Seagull acoustic guitar
*updated on February 13, 2024
This 1989 Seagul acoustic guitar was given to me on January 28, 2024 by Joe that plays bass guitar at the Sunday open jam nights at Branch 5. He mentioned the guitar to me back in December and that it needed work. Right away with the idea of getting a free guitar that needs work was interesting.
It’s one thing to build guitars but it is totally different when you have to fix something on it. And now after doing a bit of research into violin building and repairs, it’s interesting how the two instruments use different glues. Seems like violins are built to last centuries while a guitar’s life expectancy is around 100 years. 100 years – old in terms of a guitar but still considered on the “new” side for a violin.
Joe had told me he tried to repair the guitar before and it’s always hard to tell the extent of the damage without seeing what is going on in the inside. There were two cracks from each side of the bridge going to the bottom end and a crack right across the leading edge of the bridge. Along with the cracks, a large portion of both lower parts of the X braces had separated from the soundboard.

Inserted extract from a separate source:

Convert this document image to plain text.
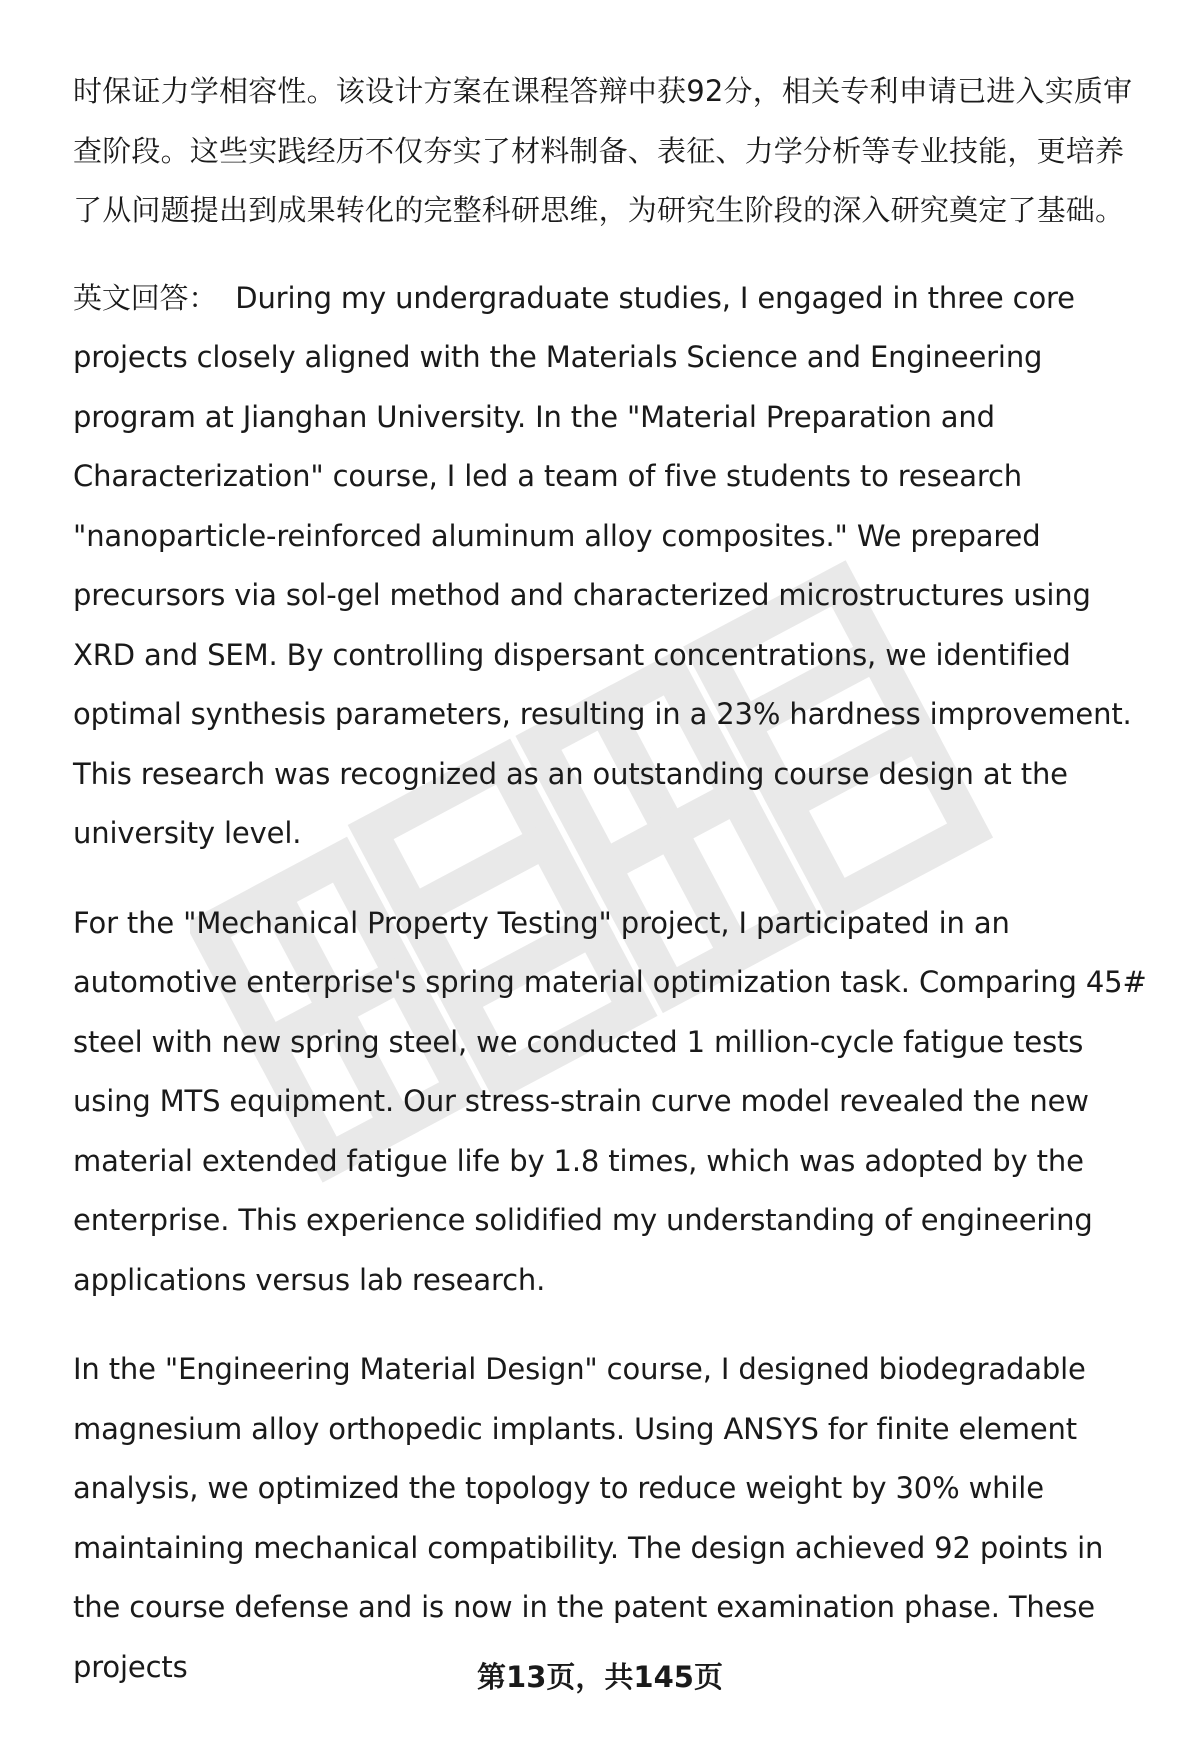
时保证力学相容性。该设计方案在课程答辩中获92分，相关专利申请已进入实质审查阶段。这些实践经历不仅夯实了材料制备、表征、力学分析等专业技能，更培养了从问题提出到成果转化的完整科研思维，为研究生阶段的深入研究奠定了基础。

英文回答： During my undergraduate studies, I engaged in three core projects closely aligned with the Materials Science and Engineering program at Jianghan University. In the "Material Preparation and Characterization" course, I led a team of five students to research "nanoparticle-reinforced aluminum alloy composites." We prepared precursors via sol-gel method and characterized microstructures using XRD and SEM. By controlling dispersant concentrations, we identified optimal synthesis parameters, resulting in a 23% hardness improvement. This research was recognized as an outstanding course design at the university level.

For the "Mechanical Property Testing" project, I participated in an automotive enterprise's spring material optimization task. Comparing 45# steel with new spring steel, we conducted 1 million-cycle fatigue tests using MTS equipment. Our stress-strain curve model revealed the new material extended fatigue life by 1.8 times, which was adopted by the enterprise. This experience solidified my understanding of engineering applications versus lab research.

In the "Engineering Material Design" course, I designed biodegradable magnesium alloy orthopedic implants. Using ANSYS for finite element analysis, we optimized the topology to reduce weight by 30% while maintaining mechanical compatibility. The design achieved 92 points in the course defense and is now in the patent examination phase. These projects	第13页，共145页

Because of its age, I initially wanted to salvage the soundboard as much as I could. My idea was to remove the bridge plate, route out the shape of the bridge from the soundboard, glue the bridge to a new bridge plate and glue that one piece bridge/bridge plate from the underside up – through the routed shape.
I took off the bridge, and routed the bridge through the soundboard. But the extent of the damage to the soundboard had left that whole area uneven – the wood was higher behind the bridge and maybe even dipped down at, and before the bridge. I tried to remove the bridge plate which I assume is a new piece of wood – looked like plywood to me – and the Cedar soundboard started to split when I tried to get in between the two pieces of wood. Glue can sometimes be stronger than the wood itself and from building a few guitars with Cedar, I find it flakes or breaks apart quite easily.
At this point, I had to replace the soundboard completely. Good thing I had one more piece of Cedar in stock – not really planning to bring more in unless a customer requests it specifically.
Apparently, at this stage of Seagull they were using bolts and wood inserts to join the necks. This guitar had two bolts and two Allen bolts higher up/closer to the soundboard. It does make for easier neck shimming if the neck angle goes off. After taking these bolts off, it was a matter of getting spatulas underneath to separate the fingerboard from the soundboard.

The good thing about the rosette was that it wasn’t something complicated or something I had to order in. It just looks like two pieces of purfling together which is what I did on the new soundboard.
The original soundboard was pretty thick at 0.132″ – I was taught to thickness the soundboard to 0.090″ as a final height and I almost forgot that the original soundboard was thicker. I sanded it down to 0.120″ and had to shim the underside of the fingerboard that extends onto the soundboard.
With the recent violin work that I have gotten in, I tried to use Titebond hide glue on the bridge as the strength rating is the same as Titebond original. I ran it by my teacher, Jeremy Hamm and he said not to use it at all and to only use Titebond Original for the bridge.
I felt that when I was working with the Titebond hide glue, it was really messy compared to Titebond Original. I was using up a lot more shop towels to clean up the squeeze out in comparison.
Having shimmed the fingerboard, the saddle was a little low, so I had to shim the saddle was well. Tension is now on the strings, the guitar is tuned to Eb. Let’s see how this Titebond hide glue will hold up.